Apps: What, 70,000 isn't enough for you?

I used to keep up with and write a weekly Windows Phone Wednesday article and if you go back to these you can see I documented the progress as Microsoft passed 5,000, then 15,000, then 50,000, and more apps. There are now so many apps I have a difficult time staying focused and writing these articles. I understand that many key apps are missing and have read some recent articles that do a good job of documenting some of these glaring omissions. You can check out Andrew's article on business apps compared between the three platforms. However, as I mentioned earlier, I don't think you always need apps you see on iOS or Android to get the job done on Windows Phone. Mary-Jo wrote about this in here recent article on the app conversation. I also believe that most people use 10-15 key apps every single day and if they really looked at their app usage I don't think Windows Phone is as problematic as it is often made out to be.

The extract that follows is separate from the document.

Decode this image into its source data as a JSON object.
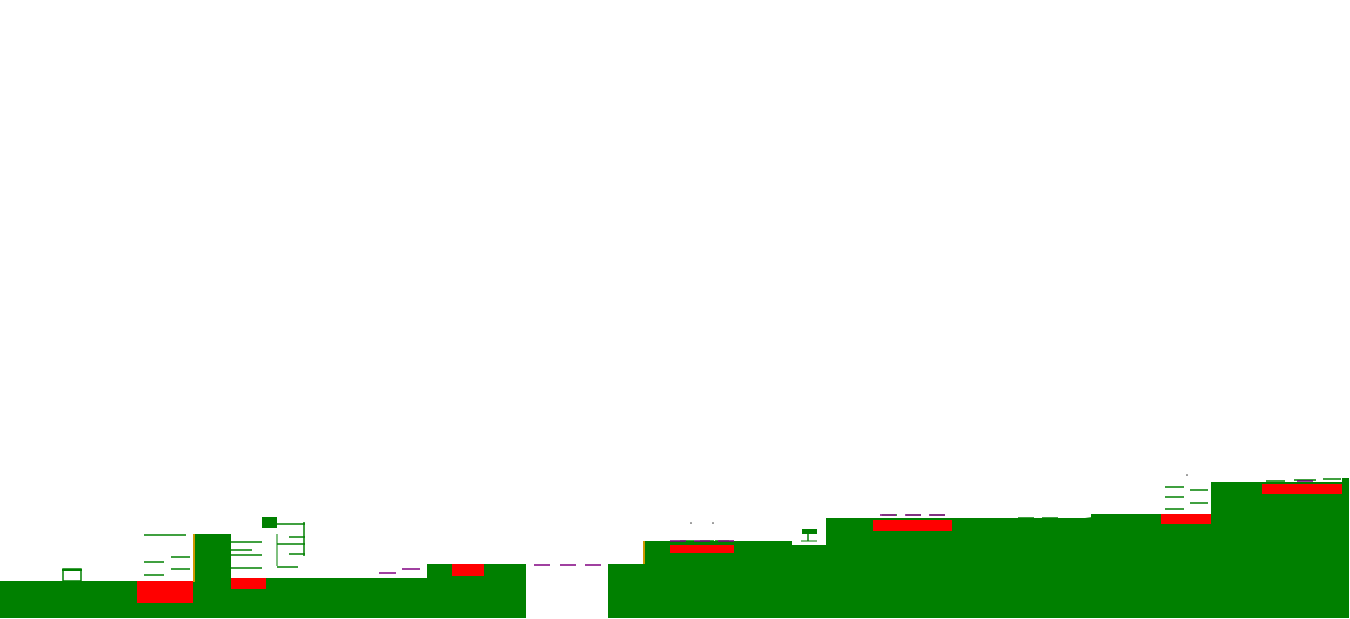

Looking through my iPhone 4S that has about 100 apps too many loaded and my Android devices the only apps I really miss on Windows Phone are Words with Friends (AlphaJax is a superior game though, but needs to open up to iOS and Android users), Kobo Books, and an HP 48G calculator emulator. All of my key apps are there, including Kindle, YouVersion Bible, Evernote, ESPN ScoreCenter, Facebook, Twitter (Rowi), Flixster, Google Voice, TripIt, Poynt, RunKeeper, Skype (beta), Spotify, and USAA Bank.

Wait for Apollo or get going now?

I hear people saying that Apollo will be the Windows Phone version that makes things happen, but we have seen very little about what is even going to be in Apollo so that sounds more like someone's wishful thinking. Microsoft has a solid platform now and has worked hard to get developers on board. It is time for them to focus on hardware partners and carriers and get some real momentum behind the platform. They have the funds to stick it out for the long run and according to Mary-Jo Foley, "I can say with near certainty there won’t be any white flags raised in Redmond any time soon." As I continuously say, you need to try Windows Phone to appreciate it and people who do seem to really enjoy the platform. Now, when can I get a sexy new HTC Windows Phone device?